Sevdah TV
- Country: Bosnia and Herzegovina
- Broadcast area: Bosnia and Herzegovina
- Network: TNT Group
- Headquarters: Travnik Gaj br. 18

Programming
- Language(s): Bosnian language
- Picture format: 16:9 1080i (HDTV)

Ownership
- Owner: KANAL 6 d.o.o. Travnik
- Key people: Alem Lolić
- Sister channels: Kanal 6 TNT KIDS TV DREAMPORN HD

History
- Launched: 2015

Links
- Website: www.sevdah.tv

= Sevdah TV =

Bosnian television channel

Sevdah TV is specialized music television channel from Bosnia and Herzegovina dedicated to sevdah and traditional sevdalinka songs. Cable television channel is based in city of Travnik and it was established in 2015 by TNT Group.

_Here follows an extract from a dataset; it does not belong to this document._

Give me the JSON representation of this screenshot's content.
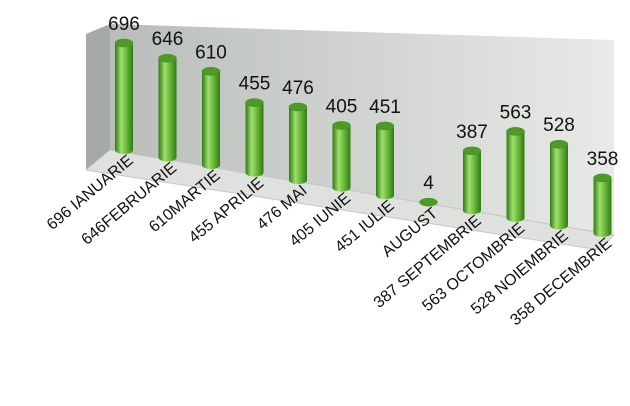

The program is produced in Bosnian language.

Sevdah TV is available via cable and IPTV systems throughout the Bosnia and Herzegovina and former Yugoslavia (with sister channels from TNT Group: Kanal 6 HD, TNT KIDS TV, DP HD; Radio: TNT Radio Travnik, TNT Radio Tuzla and Narodni Radio Zenica).